Dustin Hoffman po trzydziestu latach wraca na Broadway
Ostatni raz bywalcy broadwayowskich teatrów mogli zobaczyć Dustina Hoffmana na scenie w 1989 roku. Wcielił się wtedy w rolę Shylocka w szekspirowskim przedstawieniu "Kupiec wenecki". Po ponad trzydziestu latach legendarny aktor powróci na Broadway, gdy tylko ten zostanie ponownie otwarty.
Otwarcia Broadwayu można się jednak spodziewać dopiero w przyszłym roku. Tamtejsze teatry zamknięte z powodu pandemii COVID-19 nie wrócą do działalności co najmniej do 3 stycznia 2021 roku. W opublikowanym niedawno oświadczeniu podano informację, że wszystkie bilety zakupione do tej daty zostaną wymienione bądź będzie można ubiegać się o zwrot pieniędzy.

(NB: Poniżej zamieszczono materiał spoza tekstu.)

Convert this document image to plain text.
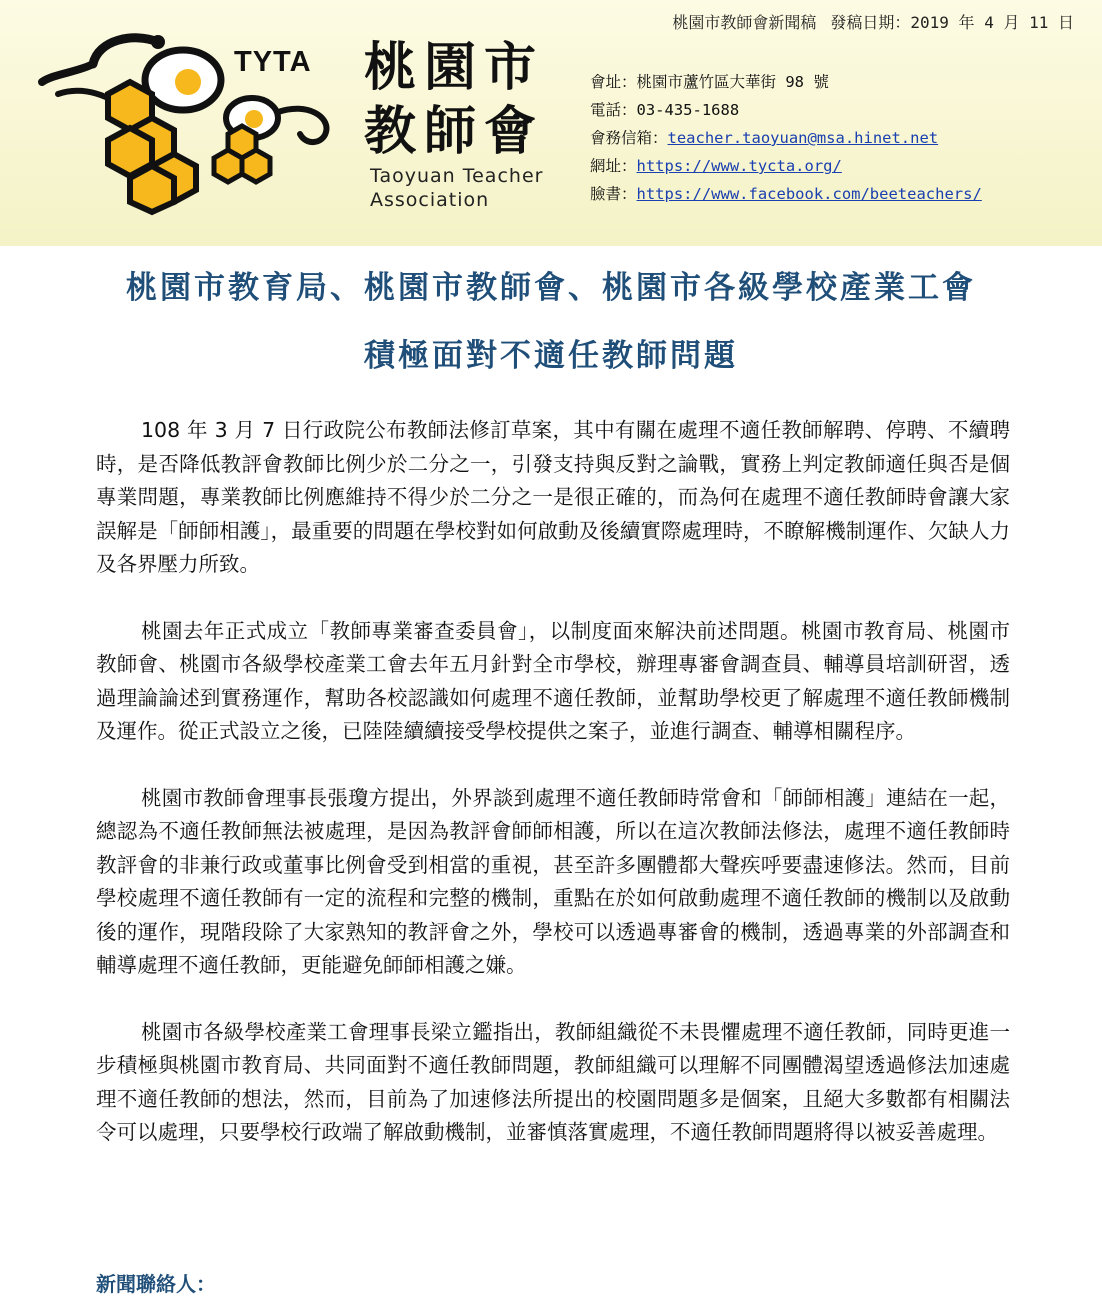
桃園市教師會新聞稿 發稿日期：2019 年 4 月 11 日
TYTA 桃園市
教師會
Taoyuan Teacher
Association
會址：桃園市蘆竹區大華街 98 號
電話：03-435-1688
會務信箱：teacher.taoyuan@msa.hinet.net
網址：https://www.tycta.org/
臉書：https://www.facebook.com/beeteachers/
桃園市教育局、桃園市教師會、桃園市各級學校產業工會
積極面對不適任教師問題

108 年 3 月 7 日行政院公布教師法修訂草案，其中有關在處理不適任教師解聘、停聘、不續聘時，是否降低教評會教師比例少於二分之一，引發支持與反對之論戰，實務上判定教師適任與否是個專業問題，專業教師比例應維持不得少於二分之一是很正確的，而為何在處理不適任教師時會讓大家誤解是「師師相護」，最重要的問題在學校對如何啟動及後續實際處理時，不瞭解機制運作、欠缺人力及各界壓力所致。

桃園去年正式成立「教師專業審查委員會」，以制度面來解決前述問題。桃園市教育局、桃園市教師會、桃園市各級學校產業工會去年五月針對全市學校，辦理專審會調查員、輔導員培訓研習，透過理論論述到實務運作，幫助各校認識如何處理不適任教師，並幫助學校更了解處理不適任教師機制及運作。從正式設立之後，已陸陸續續接受學校提供之案子，並進行調查、輔導相關程序。

桃園市教師會理事長張瓊方提出，外界談到處理不適任教師時常會和「師師相護」連結在一起，總認為不適任教師無法被處理，是因為教評會師師相護，所以在這次教師法修法，處理不適任教師時教評會的非兼行政或董事比例會受到相當的重視，甚至許多團體都大聲疾呼要盡速修法。然而，目前學校處理不適任教師有一定的流程和完整的機制，重點在於如何啟動處理不適任教師的機制以及啟動後的運作，現階段除了大家熟知的教評會之外，學校可以透過專審會的機制，透過專業的外部調查和輔導處理不適任教師，更能避免師師相護之嫌。

桃園市各級學校產業工會理事長梁立鑑指出，教師組織從不未畏懼處理不適任教師，同時更進一步積極與桃園市教育局、共同面對不適任教師問題，教師組織可以理解不同團體渴望透過修法加速處理不適任教師的想法，然而，目前為了加速修法所提出的校園問題多是個案，且絕大多數都有相關法令可以處理，只要學校行政端了解啟動機制，並審慎落實處理，不適任教師問題將得以被妥善處理。

新聞聯絡人：
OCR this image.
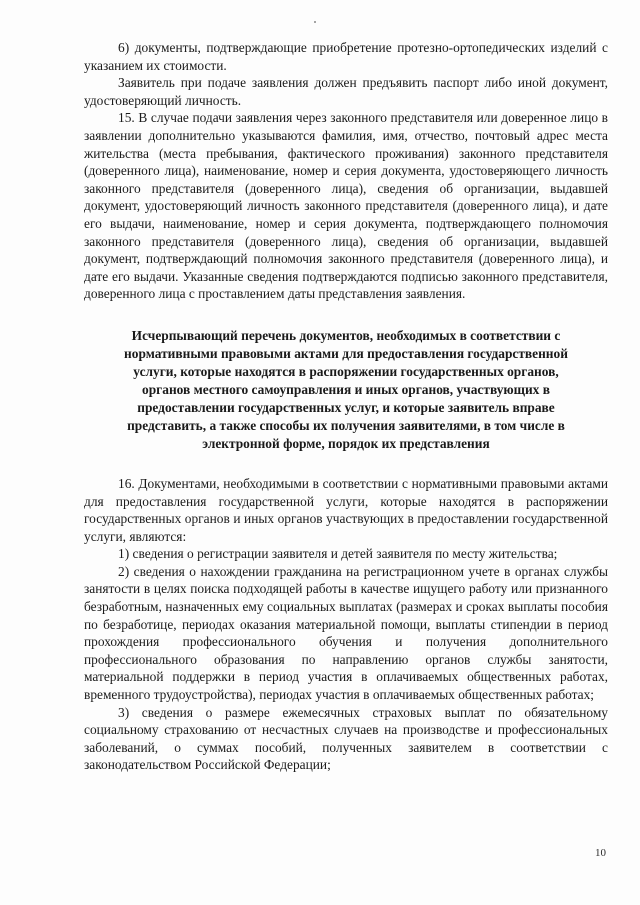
6) документы, подтверждающие приобретение протезно-ортопедических изделий с указанием их стоимости.

Заявитель при подаче заявления должен предъявить паспорт либо иной документ, удостоверяющий личность.

15. В случае подачи заявления через законного представителя или доверенное лицо в заявлении дополнительно указываются фамилия, имя, отчество, почтовый адрес места жительства (места пребывания, фактического проживания) законного представителя (доверенного лица), наименование, номер и серия документа, удостоверяющего личность законного представителя (доверенного лица), сведения об организации, выдавшей документ, удостоверяющий личность законного представителя (доверенного лица), и дате его выдачи, наименование, номер и серия документа, подтверждающего полномочия законного представителя (доверенного лица), сведения об организации, выдавшей документ, подтверждающий полномочия законного представителя (доверенного лица), и дате его выдачи. Указанные сведения подтверждаются подписью законного представителя, доверенного лица с проставлением даты представления заявления.

Исчерпывающий перечень документов, необходимых в соответствии с
нормативными правовыми актами для предоставления государственной
услуги, которые находятся в распоряжении государственных органов,
органов местного самоуправления и иных органов, участвующих в
предоставлении государственных услуг, и которые заявитель вправе
представить, а также способы их получения заявителями, в том числе в
электронной форме, порядок их представления

16. Документами, необходимыми в соответствии с нормативными правовыми актами для предоставления государственной услуги, которые находятся в распоряжении государственных органов и иных органов участвующих в предоставлении государственной услуги, являются:

1) сведения о регистрации заявителя и детей заявителя по месту жительства;

2) сведения о нахождении гражданина на регистрационном учете в органах службы занятости в целях поиска подходящей работы в качестве ищущего работу или признанного безработным, назначенных ему социальных выплатах (размерах и сроках выплаты пособия по безработице, периодах оказания материальной помощи, выплаты стипендии в период прохождения профессионального обучения и получения дополнительного профессионального образования по направлению органов службы занятости, материальной поддержки в период участия в оплачиваемых общественных работах, временного трудоустройства), периодах участия в оплачиваемых общественных работах;

3) сведения о размере ежемесячных страховых выплат по обязательному социальному страхованию от несчастных случаев на производстве и профессиональных заболеваний, о суммах пособий, полученных заявителем в соответствии с законодательством Российской Федерации;

10
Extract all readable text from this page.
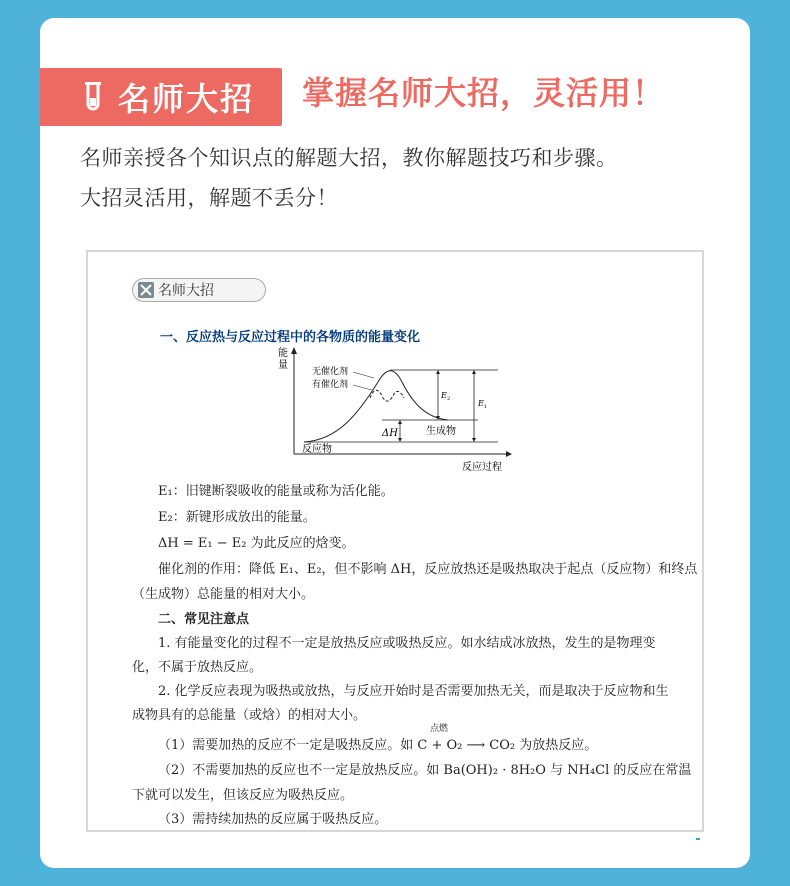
名师大招 掌握名师大招，灵活用！
名师亲授各个知识点的解题大招，教你解题技巧和步骤。
大招灵活用，解题不丢分！
名师大招
一、反应热与反应过程中的各物质的能量变化
能
量
无催化剂
有催化剂
反应物
生成物
反应过程
ΔH
E 2	E 1
E₁：旧键断裂吸收的能量或称为活化能。
E₂：新键形成放出的能量。
ΔH = E₁ − E₂ 为此反应的焓变。
催化剂的作用：降低 E₁、E₂，但不影响 ΔH，反应放热还是吸热取决于起点（反应物）和终点
（生成物）总能量的相对大小。
二、常见注意点
1. 有能量变化的过程不一定是放热反应或吸热反应。如水结成冰放热，发生的是物理变
化，不属于放热反应。
2. 化学反应表现为吸热或放热，与反应开始时是否需要加热无关，而是取决于反应物和生
成物具有的总能量（或焓）的相对大小。
（1）需要加热的反应不一定是吸热反应。如 C + O₂ ⟶ CO₂ 为放热反应。
点燃
（2）不需要加热的反应也不一定是放热反应。如 Ba(OH)₂ · 8H₂O 与 NH₄Cl 的反应在常温
下就可以发生，但该反应为吸热反应。
（3）需持续加热的反应属于吸热反应。
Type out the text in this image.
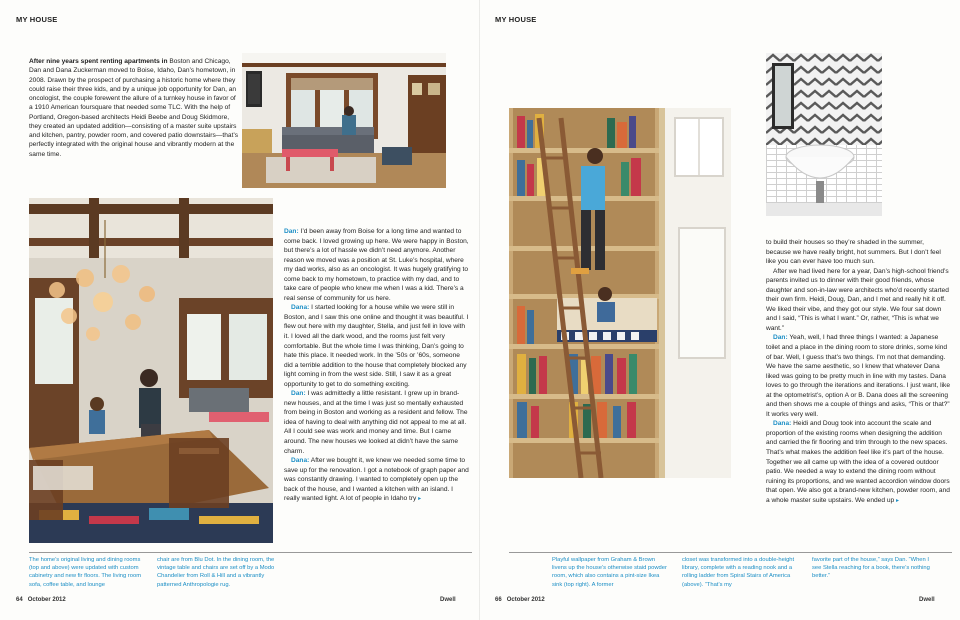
MY HOUSE

After nine years spent renting apartments in Boston and Chicago, Dan and Dana Zuckerman moved to Boise, Idaho, Dan’s hometown, in 2008. Drawn by the prospect of purchasing a historic home where they could raise their three kids, and by a unique job opportunity for Dan, an oncologist, the couple forewent the allure of a turnkey house in favor of a 1910 American foursquare that needed some TLC. With the help of Portland, Oregon-based architects Heidi Beebe and Doug Skidmore, they created an updated addition—consisting of a master suite upstairs and kitchen, pantry, powder room, and covered patio downstairs—that’s perfectly integrated with the original house and vibrantly modern at the same time.

Dan: I’d been away from Boise for a long time and wanted to come back. I loved growing up here. We were happy in Boston, but there’s a lot of hassle we didn’t need anymore. Another reason we moved was a position at St. Luke’s hospital, where my dad works, also as an oncologist. It was hugely gratifying to come back to my hometown, to practice with my dad, and to take care of people who knew me when I was a kid. There’s a real sense of community for us here.

Dana: I started looking for a house while we were still in Boston, and I saw this one online and thought it was beautiful. I flew out here with my daughter, Stella, and just fell in love with it. I loved all the dark wood, and the rooms just felt very comfortable. But the whole time I was thinking, Dan’s going to hate this place. It needed work. In the ’50s or ’60s, someone did a terrible addition to the house that completely blocked any light coming in from the west side. Still, I saw it as a great opportunity to get to do something exciting.

Dan: I was admittedly a little resistant. I grew up in brand-new houses, and at the time I was just so mentally exhausted from being in Boston and working as a resident and fellow. The idea of having to deal with anything did not appeal to me at all. All I could see was work and money and time. But I came around. The new houses we looked at didn’t have the same charm.

Dana: After we bought it, we knew we needed some time to save up for the renovation. I got a notebook of graph paper and was constantly drawing. I wanted to completely open up the back of the house, and I wanted a kitchen with an island. I really wanted light. A lot of people in Idaho try ▸

The home’s original living and dining rooms (top and above) were updated with custom cabinetry and new fir floors. The living room sofa, coffee table, and lounge

chair are from Blu Dot. In the dining room, the vintage table and chairs are set off by a Modo Chandelier from Roll & Hill and a vibrantly patterned Anthropologie rug.

64 October 2012	Dwell
MY HOUSE

to build their houses so they’re shaded in the summer, because we have really bright, hot summers. But I don’t feel like you can ever have too much sun.

After we had lived here for a year, Dan’s high-school friend’s parents invited us to dinner with their good friends, whose daughter and son-in-law were architects who’d recently started their own firm. Heidi, Doug, Dan, and I met and really hit it off. We liked their vibe, and they got our style. We four sat down and I said, “This is what I want.” Or, rather, “This is what we want.”

Dan: Yeah, well, I had three things I wanted: a Japanese toilet and a place in the dining room to store drinks, some kind of bar. Well, I guess that’s two things. I’m not that demanding. We have the same aesthetic, so I knew that whatever Dana liked was going to be pretty much in line with my tastes. Dana loves to go through the iterations and iterations. I just want, like at the optometrist’s, option A or B. Dana does all the screening and then shows me a couple of things and asks, “This or that?” It works very well.

Dana: Heidi and Doug took into account the scale and proportion of the existing rooms when designing the addition and carried the fir flooring and trim through to the new spaces. That’s what makes the addition feel like it’s part of the house. Together we all came up with the idea of a covered outdoor patio. We needed a way to extend the dining room without ruining its proportions, and we wanted accordion window doors that open. We also got a brand-new kitchen, powder room, and a whole master suite upstairs. We ended up ▸

Playful wallpaper from Graham & Brown livens up the house’s otherwise staid powder room, which also contains a pint-size Ikea sink (top right). A former

closet was transformed into a double-height library, complete with a reading nook and a rolling ladder from Spiral Stairs of America (above). “That’s my

favorite part of the house,” says Dan. “When I see Stella reaching for a book, there’s nothing better.”

66 October 2012	Dwell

Z tego względu trudno oszacować, kiedy nowa produkcja teatralna z Dustinem Hoffmanem trafi na deski teatralne. Wiadomo, że będzie to przedstawienie na podstawie sztuki "Nasze miasto" autorstwa Thorntona Wildera. W 1938 roku zdobyła ona Nagrodę Pulitzera. Akcja sztuki rozgrywa się w miejscowości Grover’s Corner, gdzie nic się nie dzieje, a wszyscy wszystkich znają. W 1940 roku na jej podstawie powstał film pod tym samym tytułem wyreżyserowany przez Sama Wooda. Był nominowany do Oscara w sześciu kategoriach, ale nie zwyciężył w żadnej z nich.
Przedstawienie wyreżyseruje Bartlett Sher. Dustin Hoffman wcieli się w nim w rolę Inspicjenta. Ostatni raz widzowie Broadwayu mogli zobaczyć "Nasze miasto" w 2002 roku. W głównej roli wystąpił w nim Paul Newman.
Hoffmana można było ostatnio oglądać w wyprodukowanym przez Netflix filmie "Opowieści o rodzinie Meyerowitz (utwory wybrane)" Noah Baumbacha oraz opartym na motywach powieści Donato Carrisiego "W labiryncie". Na premierę czeka też dramat "As Sick as They Made Us" z jego udziałem. Będzie to debiut reżyserski znanej z serialu "Teoria wielkiego podrywu" Mayim Bialik.